Short Story: 'Not Alone'

This short story by Dawn Sands is an entry for the Generation Lockdown writing competition. 



Her face numbed with disbelief, she closed the door quietly behind her before proceeding down the cold stone steps at a painfully slow pace, almost stationary. Gently, she opened the door and stepped outside. Everything seemed strange to her; tiny details that she had never noticed before seemed so prominent, those things that had been familiar warped and out of shape. A complex grid of tape stretched out across the school, each row and column precisely two metres apart, all preaching the same constant sermon: Stay Home. Protect the NHS. Save Lives. 

That was the rule now, the all-important slogan that every person must follow. But what for? thought Ella. Whose lives are we saving? Slowly, she entered the library, opening the door as silently as she could, her footfalls light as she padded over to her solitary desk in the corner. Trying not to attract any attention from the other key workers’ kids, she sat down, staring with glazed eyes at her things spread out on the table. Pencil case. Exercise books. School computer. Each arranged in exactly the same way as they had been when she left, but now all with a totally different meaning. Her fountain pen that had been given to her by her father – previously a treasured gift, now a treasured memorial. The page of her Maths book with his blood smeared across it after he ‘swore the clean page was a sheet of kitchen roll’. He was dreadful at making excuses, laughed Ella sadly to herself.

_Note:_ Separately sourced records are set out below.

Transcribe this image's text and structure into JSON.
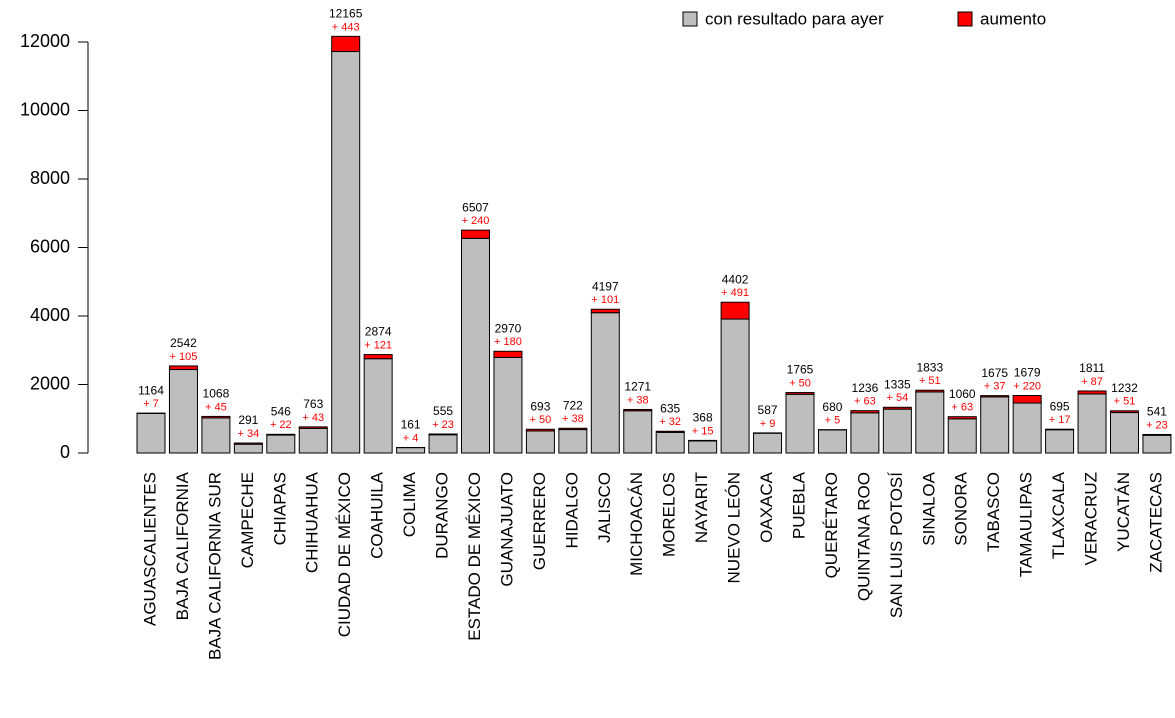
{
  "chart_data": {
    "type": "bar",
    "stacked": true,
    "categories": [
      "AGUASCALIENTES",
      "BAJA CALIFORNIA",
      "BAJA CALIFORNIA SUR",
      "CAMPECHE",
      "CHIAPAS",
      "CHIHUAHUA",
      "CIUDAD DE MÉXICO",
      "COAHUILA",
      "COLIMA",
      "DURANGO",
      "ESTADO DE MÉXICO",
      "GUANAJUATO",
      "GUERRERO",
      "HIDALGO",
      "JALISCO",
      "MICHOACÁN",
      "MORELOS",
      "NAYARIT",
      "NUEVO LEÓN",
      "OAXACA",
      "PUEBLA",
      "QUERÉTARO",
      "QUINTANA ROO",
      "SAN LUIS POTOSÍ",
      "SINALOA",
      "SONORA",
      "TABASCO",
      "TAMAULIPAS",
      "TLAXCALA",
      "VERACRUZ",
      "YUCATÁN",
      "ZACATECAS"
    ],
    "series": [
      {
        "name": "con resultado para ayer",
        "color": "#bebebe",
        "values": [
          1157,
          2437,
          1023,
          257,
          524,
          720,
          11722,
          2753,
          157,
          532,
          6267,
          2790,
          643,
          684,
          4096,
          1233,
          603,
          353,
          3911,
          578,
          1715,
          675,
          1173,
          1281,
          1782,
          997,
          1638,
          1459,
          678,
          1724,
          1181,
          518
        ]
      },
      {
        "name": "aumento",
        "color": "#ff0000",
        "values": [
          7,
          105,
          45,
          34,
          22,
          43,
          443,
          121,
          4,
          23,
          240,
          180,
          50,
          38,
          101,
          38,
          32,
          15,
          491,
          9,
          50,
          5,
          63,
          54,
          51,
          63,
          37,
          220,
          17,
          87,
          51,
          23
        ],
        "value_labels": [
          "+ 7",
          "+ 105",
          "+ 45",
          "+ 34",
          "+ 22",
          "+ 43",
          "+ 443",
          "+ 121",
          "+ 4",
          "+ 23",
          "+ 240",
          "+ 180",
          "+ 50",
          "+ 38",
          "+ 101",
          "+ 38",
          "+ 32",
          "+ 15",
          "+ 491",
          "+ 9",
          "+ 50",
          "+ 5",
          "+ 63",
          "+ 54",
          "+ 51",
          "+ 63",
          "+ 37",
          "+ 220",
          "+ 17",
          "+ 87",
          "+ 51",
          "+ 23"
        ]
      }
    ],
    "totals": [
      1164,
      2542,
      1068,
      291,
      546,
      763,
      12165,
      2874,
      161,
      555,
      6507,
      2970,
      693,
      722,
      4197,
      1271,
      635,
      368,
      4402,
      587,
      1765,
      680,
      1236,
      1335,
      1833,
      1060,
      1675,
      1679,
      695,
      1811,
      1232,
      541
    ],
    "ylim": [
      0,
      12000
    ],
    "yticks": [
      0,
      2000,
      4000,
      6000,
      8000,
      10000,
      12000
    ],
    "legend": "top-right"
  }
}
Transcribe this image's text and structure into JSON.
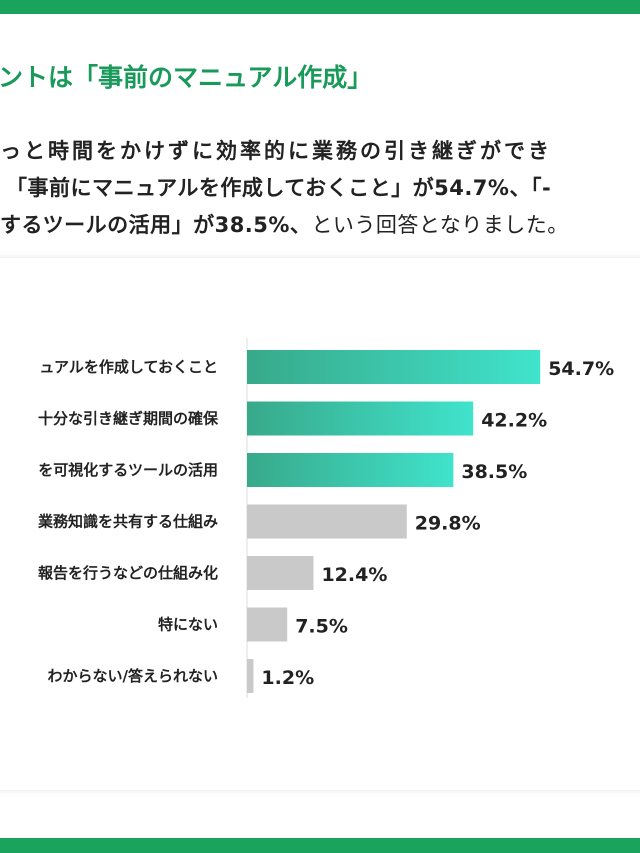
{
  "heading": "ントは「事前のマニュアル作成」",
  "body": {
    "line1": "っと時間をかけずに効率的に業務の引き継ぎができ",
    "line2_bold": "「事前にマニュアルを作成しておくこと」が54.7%、「-",
    "line3_bold": "するツールの活用」が38.5%、",
    "line3_regular": "という回答となりました。"
  },
  "colors": {
    "accent": "#1aa35c",
    "bar_grad_start": "#38a98a",
    "bar_grad_end": "#40e3cc",
    "bar_gray": "#c9c9c9"
  },
  "chart_data": {
    "type": "bar",
    "orientation": "horizontal",
    "categories": [
      "ュアルを作成しておくこと",
      "十分な引き継ぎ期間の確保",
      "を可視化するツールの活用",
      "業務知識を共有する仕組み",
      "報告を行うなどの仕組み化",
      "特にない",
      "わからない/答えられない"
    ],
    "values": [
      54.7,
      42.2,
      38.5,
      29.8,
      12.4,
      7.5,
      1.2
    ],
    "labels": [
      "54.7%",
      "42.2%",
      "38.5%",
      "29.8%",
      "12.4%",
      "7.5%",
      "1.2%"
    ],
    "highlighted": [
      true,
      true,
      true,
      false,
      false,
      false,
      false
    ],
    "xlim": [
      0,
      60
    ],
    "grid": false
  }
}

Then she stopped, berating herself for not being somehow sadder, berating herself for not crying.

“Your father passed away an hour ago, Ella,” said Mrs Sherman, gravely. “He has been ill for some time with Covid-19.”
Ella stared blankly at her headmistress, not daring to speak a word. This must be a mistake, she thought, her father never had Corona virus, he wasn’t even a vulnerable person…
“He contracted it while working at the hospital,” continued the headmistress, watching Ella wistfully over her thin, oval glasses. Ella continued to stare, her face pale, at a crack in the wall over Mrs Sherman’s shoulder. 
“I’m sorry, Ella,” she said. Ella nodded, unable to say a word.

It was impossible, Ella thought to herself again, staring down at her things, but it was true. He was gone, forever, nothing she could do about it. No time even to say goodbye. No time to hug him, tell him she loved him. 

Without thinking, she carelessly pushed her belongings into her school rucksack, handed in the computer at the library desk, descended the library staircase. School corridors were black and empty, she was guiding her way through the darkness. She was detached from the world, like she was walking on a film set, the things surrounding her not really there, rather edited in by someone behind a computer. Everything out of proportion with each other. If she were to walk into a wall, she wouldn’t feel it, but tumble straight through it. This was no longer her world, she no longer had a world. Her world had fallen apart.

“Ella!” a voice called in the distance, as if from a dream. 
She pivoted round to see a boy behind her, a boy she knew to be the headmistress’ son, holding out her father’s fountain pen, standing from a precise two metres away. She took it, smiling bleakly, and put it into her school bag, zipping it tight.
“Thank you,” she said, the words only just escaping her lips.
“That’s OK,” said the boy, hesitating. “And – I know it’s hard, but – you’ll make it through, OK?” He smiled back at her. “There are always people who can help. You don’t have to go it alone.”
“Thank you,” she said again, not able to think of any more words to say.
“We may have to stay physically apart,” he continued, “but that doesn’t mean to say that we can’t come together. You’re not alone.”
“No,” she said, with a wan smile. 
He turned, awkwardly, and walked off, into a classroom.

Carefully, Ella extracted the pen out of her bag once more, clutching it tight. “I’m not alone,” she whispered. “I won’t have to do it alone.”